Apesar disso, mal posso esperar para me juntar a eles em clássicos como D&D: Shadow Over Mystara (Multi) e Cadillacs and Dinosaurs (Arcade)!

Mesmo beat ‘em ups mais cartunescos fogem à classificação indicativa Livre por sua proposta básica de violência fantasiosa, como o recente Teenage Mutant Ninja Turtles: Shredder’s Revenge (Multi) e River City Girls (Multi), indicados a partir dos 10 anos. Por mais fofinho que seja Scott Pilgrim vs The World: The Game (Multi), tem a mesma classificação de Streets of Rage 4 (Multi): 12 anos.



Classificação Indicativa

Esse sistema pode ser controverso, mas no fim é apenas uma sugestão, não uma proibição. A própria definição no portal mostra que os adultos responsáveis são o principal filtro e que isso requer conhecimento e participação a respeito daquilo que as crianças experimentam:
“A Classificação Indicativa não substitui o cuidado dos pais - é fundamentalmente uma ferramenta que pode ser usada por eles. Por isso recomendamos que os pais e responsáveis assistam e conversem com os filhos sobre os conteúdos e temas abordados na mídia.”
Quem vai decidir o que é apropriado para a maturidade da sua criança amada é você, junto com os demais responsáveis por ela. A única maneira certa de conduzir essa escolha é conhecer bem a criança como indivíduo, não apenas pelo que se pensa daquela idade em geral. Por isso, eu sabia que Heitor poderia jogar It Takes Two (Multi) comigo sem problemas aos 7 anos, mesmo com a indicação de 12 anos.

Dois são necessários

Vencedor de jogo do ano no The Game Awards 2021, It Takes Two chama a atenção por não cansar de propor mecânicas diferentes a cada capítulo, sempre renovando a gameplay.

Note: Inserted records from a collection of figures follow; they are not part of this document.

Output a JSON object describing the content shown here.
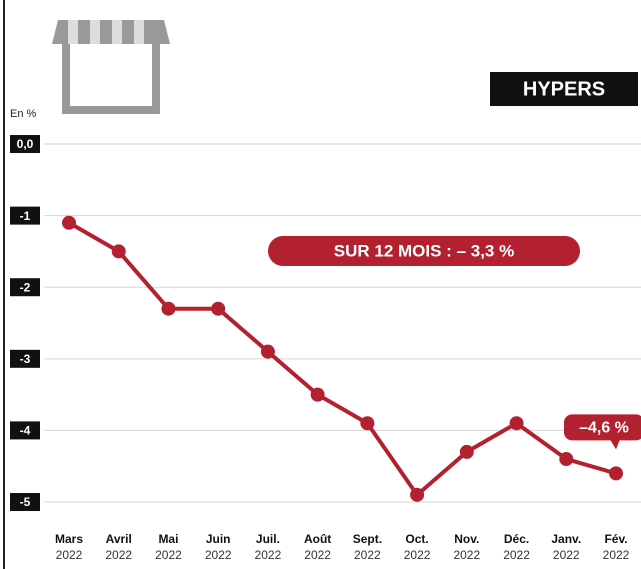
{
  "chart_data": {
    "type": "line",
    "title": "HYPERS",
    "y_label": "En %",
    "annotation": "SUR 12 MOIS : – 3,3 %",
    "categories": [
      "Mars",
      "Avril",
      "Mai",
      "Juin",
      "Juil.",
      "Août",
      "Sept.",
      "Oct.",
      "Nov.",
      "Déc.",
      "Janv.",
      "Fév."
    ],
    "category_years": [
      "2022",
      "2022",
      "2022",
      "2022",
      "2022",
      "2022",
      "2022",
      "2022",
      "2022",
      "2022",
      "2022",
      "2022"
    ],
    "series": [
      {
        "name": "Hypers",
        "color": "#b3202f",
        "values": [
          -1.1,
          -1.5,
          -2.3,
          -2.3,
          -2.9,
          -3.5,
          -3.9,
          -4.9,
          -4.3,
          -3.9,
          -4.4,
          -4.6
        ],
        "value_labels": [
          null,
          null,
          null,
          null,
          null,
          null,
          null,
          null,
          null,
          null,
          null,
          "–4,6 %"
        ]
      }
    ],
    "ylim": [
      -5.3,
      0.2
    ],
    "yticks": [
      {
        "value": 0,
        "label": "0,0"
      },
      -1,
      -2,
      -3,
      -4,
      -5
    ],
    "grid": true
  }
}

O casal May e Cody transita entre funções complementares: ele tem os pregos para criar apoios nas paredes, ela tem o martelo para pendurar-se neles e golpear alavancas; ele tem o lançador de seiva inflamável, ela tem o atirador de fósforos; ele tem um imã exclusivo a um polo magnético, ela tem o do polo oposto; ele tem o relógio para manipular o tempo, ela faz clones para poder estar em dois lugares ao mesmo tempo; ele vira um mago, ela, uma guerreira.



Outras vezes, ambos detêm as mesmas habilidades e precisam determinar quem vai dar suporte ao outro, ou apenas apostam corrida até o final. Sem mencionar os 25 minigames... é realmente um jogo muito divertido para curtir com criança ou adulto (joguei com Cody ao zerar com minha esposa e troquei para May para jogar tudo de novo com Heitor).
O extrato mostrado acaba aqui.